WATERTOWN — Part of the Watertown City School District Board of Education’s Tuesday night meeting was dedicated to discussing the risk factors that need to be taken into account regarding high school sports.
The city’s school district and its superintendent, Patricia A. LaBarr, are still deciding whether or not the district will participate in low- and moderate-risk sports this fall. Last week, Section 3 announced it would move forward with low- and moderate-risk sports beginning on Sept. 21.
Currently, Frontier League school districts are deciding whether they will abide by that schedule, or postpone until after Jan. 1. The Frontier League is hoping to hear that decision from each of its member schools on Wednesday.
During the BOE meeting, which was held at Case Middle School and streamed live on YouTube, the district’s Athletic Director George Emrich and district physician Dr. Benjamin Rudd presented to the board the various situations and challenges the school faces as it pertains to interscholastic athletics.
Part of the concern surrounding athletics is how it could possibly undermine the work schools have put forth in order to hold in-person learning.
“There are a couple of other physicians that I work with, and we put our heads together, we’re not real keen on the idea of intramural sports in general,” Rudd said. “The reason we aren’t is the rates of COVID-19 infection in our community at this time is fairly low, we want to keep it that way. We truly believe that much of that is because of the hard work the community is doing, social distancing and other things, to keep the virus spread down. If we start to erode away at some of those things, there could be an increased infection risk in the community.”
Dr. Rudd then posed what he believes is the ultimate question to the board: Where is the balance between taking risks regarding the infection rate of COVID-19 and supporting an extracurricular activity that is proven to be significantly important to its students emotional and physical health?
“I don’t know if there’s a perfect answer,” he added.
Part of the answer could be a partial fall season in which low-risk sports are played, but moderate-risk sports are not.
“I found out today (Tuesday) that we have a vote in the Frontier League per sport,” Emrich said. “I think that might actually work in our favor.”
Emrich mentioned how, with some creativity, sports such as tennis and cross country can implement rules to mitigate infection, i.e. tennis players can kick balls off the court to limit hand contact and cross country runners can put masks on when they’re in a crowd of other runners.
Both Emrich and Rudd have their concerns about soccer. The sport obviously requires close contact in order to be played.
Emrich noted how in Section 10’s Tuesday decision to allow sports, Section 10 Executive Director Carl Normandin said soccer teams would have to have mask and water breaks every 10 minutes. This would be an opportunity to pause play and allow athletes to take their masks off for a brief period of time. Emrich stated a desire for Frontier League schools to do that as well.
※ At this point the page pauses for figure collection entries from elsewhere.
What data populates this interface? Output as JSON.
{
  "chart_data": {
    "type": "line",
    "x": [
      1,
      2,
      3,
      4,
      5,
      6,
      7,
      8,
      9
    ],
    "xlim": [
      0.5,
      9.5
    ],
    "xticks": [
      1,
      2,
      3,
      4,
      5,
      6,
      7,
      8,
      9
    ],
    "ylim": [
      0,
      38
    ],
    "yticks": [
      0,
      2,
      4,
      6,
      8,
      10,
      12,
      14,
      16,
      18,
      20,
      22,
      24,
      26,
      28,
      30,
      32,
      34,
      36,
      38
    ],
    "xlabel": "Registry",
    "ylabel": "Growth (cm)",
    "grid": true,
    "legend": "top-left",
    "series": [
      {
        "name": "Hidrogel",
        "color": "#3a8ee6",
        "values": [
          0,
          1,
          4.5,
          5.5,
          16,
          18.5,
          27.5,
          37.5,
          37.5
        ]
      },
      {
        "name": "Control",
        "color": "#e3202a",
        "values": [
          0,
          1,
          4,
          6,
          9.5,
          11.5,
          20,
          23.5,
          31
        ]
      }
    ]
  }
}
According to the New York State Public High School Athletic Association “Return to Interscholastic Athletics” guidelines, which were released on Sept. 4 and updated on Sept. 11, “a mandatory two (2) minute hydration/mask break will be taken at the first dead ball situation after the 20-minute mark.”
The “Return to Interscholastic Athletics” document outlines measures that should be taken for each fall sport.
“I think cross country is pretty safe and tennis relatively safe, swimming, with some modifications would be OK, soccer I’m a little nervous about,” Dr. Rudd said. “I’ve heard some people have said, ‘These kids are out there playing together anyway, they’re doing offseasons leagues and groups in Syracuse.’ That may be true, but that’s not really the question we’re answering. We only have what’s in our purview to answer.”
Rudd also mentioned how practices and games being held outdoors work in the favor of sports like soccer.
By mixing players on the field who may not be in the same cohort in school, you run the risk of undoing some of the progress the district has made, according to Dr. Rudd.
LaBarr wanted to discuss athletics with the school board so everyone would be informed of the risks involved with playing sports and the potential ways the district could make it work.
“We are always looking at the safety of our students first and foremost,” LaBarr said. “It’s been very difficult to just open this school and the education aspect of it, and now you want to talk about sports. We are making a decision that we never had to make before, quite frankly, and we want to make sure we’re making decisions that are in the best interest of our students.”